Analog modem emulator?
Tony Duell
ard at p850ug1.demon.co.uk
Wed Aug 10 17:21:39 CDT 2005
> > Sounds like the cards were approximately contemporary.
>
> That's perfectly reasonable. It could be that the Serial card was meant
> for local interfacing to serial peripherals while the Communications card
> was meant for "high-speed" telecommunications applications.
Yes. The bit-banger is fairly usless for serial input, although it's fine
for output. I suspect it was mainly used for driving a serial printer (I
first came across it with a Qume Sprint 5 hooked up to it), and Apple
used ETX/ACK protocol _because_ you then know when the peripheral is
possibly going to send something (unlike XON/XOFF when the peripheral
could send said characters at any time).
The 6850-based card is going to be a lot better for input, but it's a
more complicated and therefore expensive (I guess) card. But more
suiltable if you want to hang a terminal off the Apple (e.g. for running
the P-system [1]).
[1] As you doubtless know, the Apple P-system checks for a card in slot
3, and if it finds one, uses it (with the firmware drivers on that card)

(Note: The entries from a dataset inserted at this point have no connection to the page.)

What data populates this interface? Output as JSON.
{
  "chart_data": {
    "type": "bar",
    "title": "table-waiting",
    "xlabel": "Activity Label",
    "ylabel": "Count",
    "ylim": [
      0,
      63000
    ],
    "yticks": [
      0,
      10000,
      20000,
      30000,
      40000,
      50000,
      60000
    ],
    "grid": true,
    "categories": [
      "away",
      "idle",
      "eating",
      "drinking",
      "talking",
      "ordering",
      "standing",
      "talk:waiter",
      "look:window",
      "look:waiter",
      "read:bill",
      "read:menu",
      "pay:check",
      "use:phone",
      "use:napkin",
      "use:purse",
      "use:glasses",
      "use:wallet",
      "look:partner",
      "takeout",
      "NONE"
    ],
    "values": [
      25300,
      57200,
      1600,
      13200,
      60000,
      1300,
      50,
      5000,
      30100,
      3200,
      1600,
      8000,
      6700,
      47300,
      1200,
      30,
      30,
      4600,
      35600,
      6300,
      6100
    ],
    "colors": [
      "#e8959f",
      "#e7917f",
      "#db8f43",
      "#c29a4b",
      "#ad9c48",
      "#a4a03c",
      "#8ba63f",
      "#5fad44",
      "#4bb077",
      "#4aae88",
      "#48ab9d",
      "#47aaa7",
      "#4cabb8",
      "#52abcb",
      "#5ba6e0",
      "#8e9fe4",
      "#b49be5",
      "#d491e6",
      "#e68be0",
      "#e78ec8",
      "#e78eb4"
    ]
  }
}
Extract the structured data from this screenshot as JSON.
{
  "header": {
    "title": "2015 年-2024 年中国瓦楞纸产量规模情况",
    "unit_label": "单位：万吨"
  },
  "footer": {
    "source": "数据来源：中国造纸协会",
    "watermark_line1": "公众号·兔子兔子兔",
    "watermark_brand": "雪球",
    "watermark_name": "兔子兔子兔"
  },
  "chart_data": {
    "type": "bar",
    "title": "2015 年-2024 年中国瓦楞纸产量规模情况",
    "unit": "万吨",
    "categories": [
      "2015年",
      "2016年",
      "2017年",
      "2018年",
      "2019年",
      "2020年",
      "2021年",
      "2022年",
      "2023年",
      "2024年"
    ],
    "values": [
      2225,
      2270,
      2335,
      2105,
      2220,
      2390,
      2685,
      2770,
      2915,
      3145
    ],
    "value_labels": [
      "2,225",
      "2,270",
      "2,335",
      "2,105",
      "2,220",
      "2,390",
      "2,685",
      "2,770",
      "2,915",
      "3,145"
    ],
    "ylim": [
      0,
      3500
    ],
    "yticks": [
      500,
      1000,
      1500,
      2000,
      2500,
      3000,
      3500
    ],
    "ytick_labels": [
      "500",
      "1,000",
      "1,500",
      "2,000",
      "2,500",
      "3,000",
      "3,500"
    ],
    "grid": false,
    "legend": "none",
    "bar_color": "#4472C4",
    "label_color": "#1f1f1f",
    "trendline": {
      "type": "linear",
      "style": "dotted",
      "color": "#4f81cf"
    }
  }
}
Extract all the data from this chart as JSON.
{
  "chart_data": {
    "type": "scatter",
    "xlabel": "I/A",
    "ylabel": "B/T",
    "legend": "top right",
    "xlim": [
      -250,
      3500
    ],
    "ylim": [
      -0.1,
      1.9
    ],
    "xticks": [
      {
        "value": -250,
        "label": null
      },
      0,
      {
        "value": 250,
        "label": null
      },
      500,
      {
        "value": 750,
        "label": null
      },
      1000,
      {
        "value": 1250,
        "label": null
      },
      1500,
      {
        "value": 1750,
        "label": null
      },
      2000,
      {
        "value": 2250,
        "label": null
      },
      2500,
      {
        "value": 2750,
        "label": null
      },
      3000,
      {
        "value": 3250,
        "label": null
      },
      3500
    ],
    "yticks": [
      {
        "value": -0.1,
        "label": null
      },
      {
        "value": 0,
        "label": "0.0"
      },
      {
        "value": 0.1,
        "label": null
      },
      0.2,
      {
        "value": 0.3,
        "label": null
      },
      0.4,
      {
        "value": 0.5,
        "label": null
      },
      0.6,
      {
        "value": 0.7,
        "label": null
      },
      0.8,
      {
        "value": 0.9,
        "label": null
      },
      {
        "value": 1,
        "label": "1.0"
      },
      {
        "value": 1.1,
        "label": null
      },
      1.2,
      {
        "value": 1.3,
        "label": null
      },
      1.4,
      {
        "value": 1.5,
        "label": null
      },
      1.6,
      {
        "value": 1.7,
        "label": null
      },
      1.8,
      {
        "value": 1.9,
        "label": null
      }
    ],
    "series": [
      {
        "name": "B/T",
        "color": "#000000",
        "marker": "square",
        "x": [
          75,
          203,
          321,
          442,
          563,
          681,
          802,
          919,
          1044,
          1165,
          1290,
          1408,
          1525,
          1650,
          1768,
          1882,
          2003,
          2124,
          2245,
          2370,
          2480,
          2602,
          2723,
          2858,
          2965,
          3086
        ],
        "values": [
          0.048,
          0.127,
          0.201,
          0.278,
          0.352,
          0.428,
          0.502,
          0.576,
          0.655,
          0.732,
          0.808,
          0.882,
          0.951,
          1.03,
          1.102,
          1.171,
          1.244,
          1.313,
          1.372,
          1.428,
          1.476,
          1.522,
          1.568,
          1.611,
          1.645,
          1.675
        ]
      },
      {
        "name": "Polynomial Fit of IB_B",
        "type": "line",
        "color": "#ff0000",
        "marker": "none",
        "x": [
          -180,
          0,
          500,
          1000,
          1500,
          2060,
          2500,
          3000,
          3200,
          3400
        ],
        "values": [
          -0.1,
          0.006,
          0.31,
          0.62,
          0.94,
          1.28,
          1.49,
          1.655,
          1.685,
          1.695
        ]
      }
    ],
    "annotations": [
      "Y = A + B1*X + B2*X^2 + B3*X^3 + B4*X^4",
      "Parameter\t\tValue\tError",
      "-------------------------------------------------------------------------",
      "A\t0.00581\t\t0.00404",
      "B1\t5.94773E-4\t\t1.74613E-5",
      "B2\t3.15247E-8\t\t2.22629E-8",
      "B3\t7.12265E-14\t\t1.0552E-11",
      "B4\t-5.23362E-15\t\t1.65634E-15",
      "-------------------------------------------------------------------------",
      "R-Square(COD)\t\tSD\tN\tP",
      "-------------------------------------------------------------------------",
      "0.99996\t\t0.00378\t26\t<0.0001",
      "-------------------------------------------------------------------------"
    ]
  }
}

for text I/O. Most people put an 80 column card there, the firmware of
which used the Apple keyboard for input, but there's no reason why you
can't put a serial card linked to a dumb terminal there. The manual gives
examples of how to set this up.
>
> I'll try to remember to check my manuals later today and see if each
> manual indicates the intended use of each card.
The bit-banger card also supports current loop operation, and the manual
gives instructions for linking it to an ASR33 (!).